Small business payments and marketing startup Fivestars raises $52.5M
It’s a difficult time for small businesses — to put it mildly. And Fivestars CEO Victor Ho said that many of the big digital platforms aren’t really helping.
Ho argued that those platforms (whether they offer delivery services, user reviews or marketing tools) all have the same underlying model: “They seek to take over a small business’ customer base and then charge them a tax to start reaching those customers.”
Superficially, a company like Fivestars, which has created software to support small business payments and marketing, might not sound that different.
But Ho said that the startup actually takes the “opposite” approach, because Fivestars isn’t trying to build up a big “walled garden” of its own customers that businesses pay to access. Instead, businesses pay for the software, which they use to build a database of their own customers; they don’t have to pay to reach those customers.
“The incentives are more aligned,” he said.
The Fivestars platform includes its own payment product, integration with other point-of-sale systems, marketing automation that delivers personalized messages to customers and a broader network of 60 million shoppers, allowing for cross-promotion across different Fivestars businesses.
The startup is announcing today that it has raised $52.5 million in new funding, combining a Series D equity round as well as debt and bringing its total funding to $145.5 million. The round was led by Salt Partners, with participation from Lightspeed Venture Partners, DCM Ventures, Menlo Ventures and HarbourVest Partners.
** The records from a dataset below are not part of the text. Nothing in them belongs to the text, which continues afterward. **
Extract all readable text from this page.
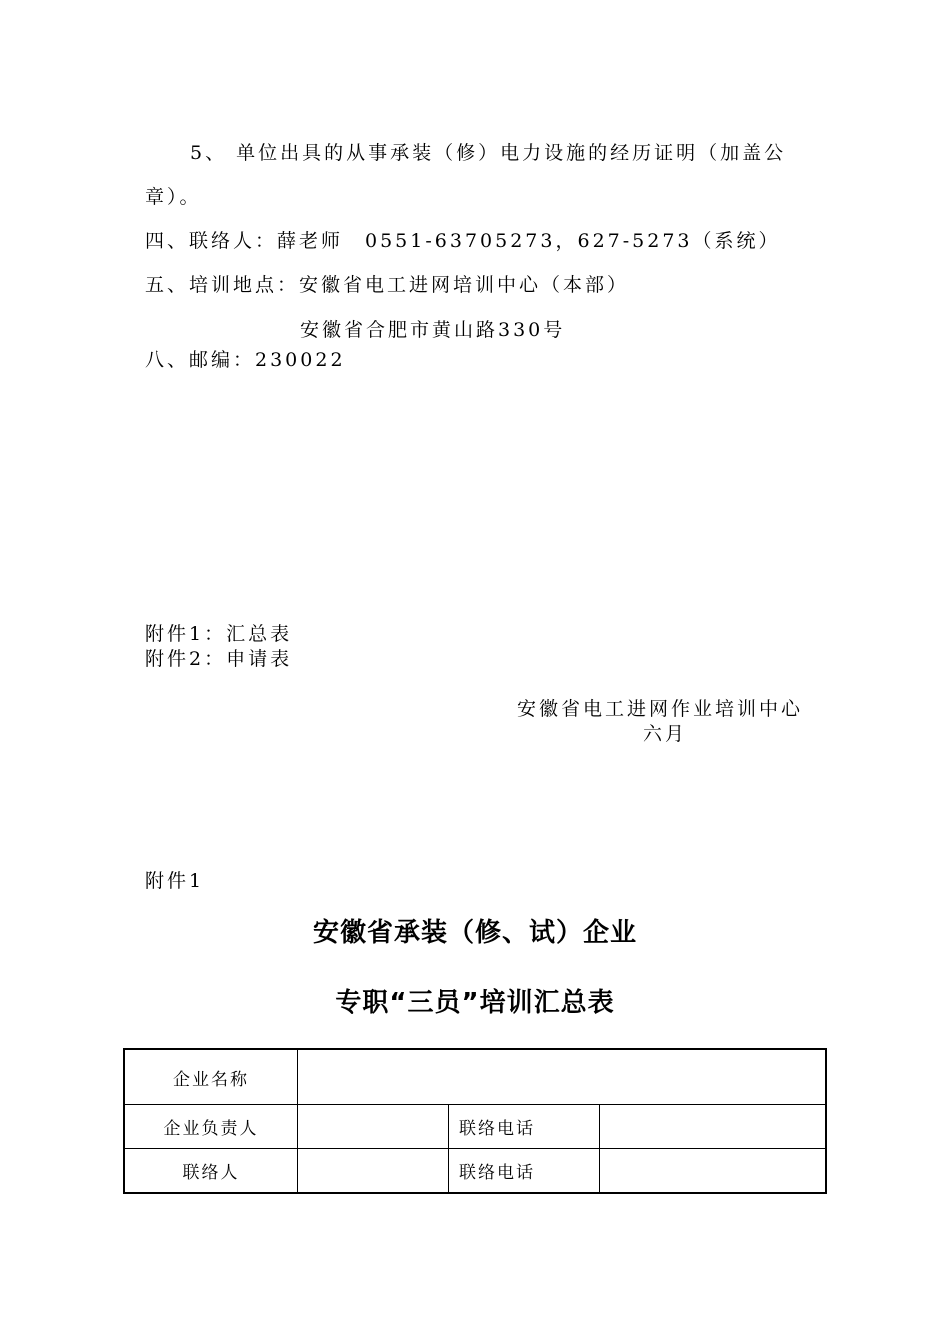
5、 单位出具的从事承装（修）电力设施的经历证明（加盖公
章）。
四、联络人：薛老师　0551-63705273，627-5273（系统）
五、培训地点：安徽省电工进网培训中心（本部）
安徽省合肥市黄山路330号
八、邮编：230022
附件1：汇总表
附件2：申请表
安徽省电工进网作业培训中心
六月
附件1
安徽省承装（修、试）企业
专职“三员”培训汇总表
企业名称			
企业负责人		联络电话	
联络人		联络电话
Ho said Fivestars actually closed the round before the COVID-19 pandemic, but the team decided to hold off on the announcement because it seemed like a bad idea to “flaunt” the company’s bank account when so many of its customers were suffering.
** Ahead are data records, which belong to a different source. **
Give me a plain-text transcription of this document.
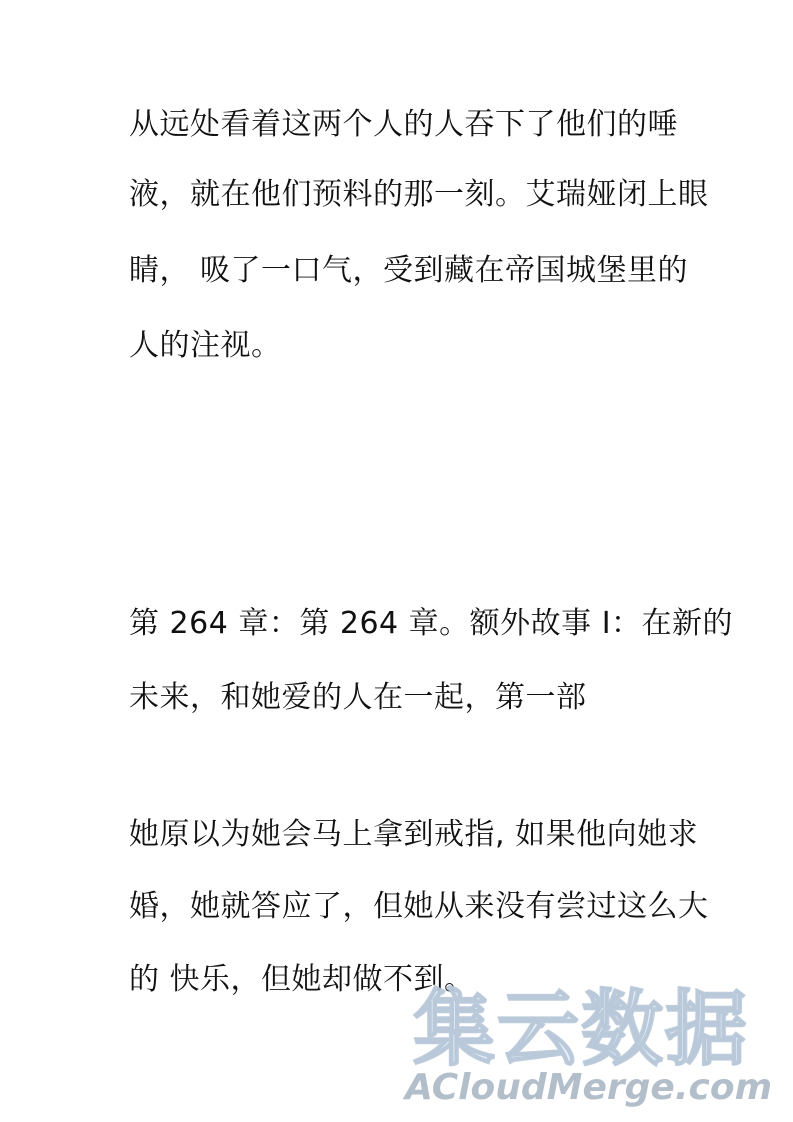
从远处看着这两个人的人吞下了他们的唾
液，就在他们预料的那一刻。艾瑞娅闭上眼
睛， 吸了一口气，受到藏在帝国城堡里的
人的注视。
第 264 章：第 264 章。额外故事 I：在新的
未来，和她爱的人在一起，第一部
她原以为她会马上拿到戒指, 如果他向她求
婚，她就答应了，但她从来没有尝过这么大
的 快乐，但她却做不到。
集云数据
ACloudMerge.com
The company has seen “record usage” during the pandemic, with 1 million new shoppers joining the network every month. At the same time, Ho acknowledged that the pandemic has caused Fivestars to shift its strategy. Originally, the goal for the funding was “just to keep growing our portfolio of merchants across our existing products,” but he said, “What changed pretty dramatically through this period for us was emphasizing the payments piece and the network” and focusing on “what small businesses need more than ever.”
Ho also noted that during the pandemic, the company has provided customers with more than $1 million worth of credits and also made more of its products free to use.
“It’s very clear that small businesses are incredibly resilient,” he added. “Particularly when it comes to the category of experiences — you’re not going to take your wife on a date to Pizza Hut; when you go to Paris, you’re not going to go to generic chains.”
In the funding announcement, Natasha Teague of Fort Lauderdale health food store Tropibowls described the Fivestars platform as “a huge help.”
“The value of being able to communicate with our customers and share updates in real-time has been immeasurable,” Teague said in a statement. “The power of Fivestars’ expansive network and payment tech has made our reopening process seamless and a lifesaver as we navigate new needs as a result of the pandemic.”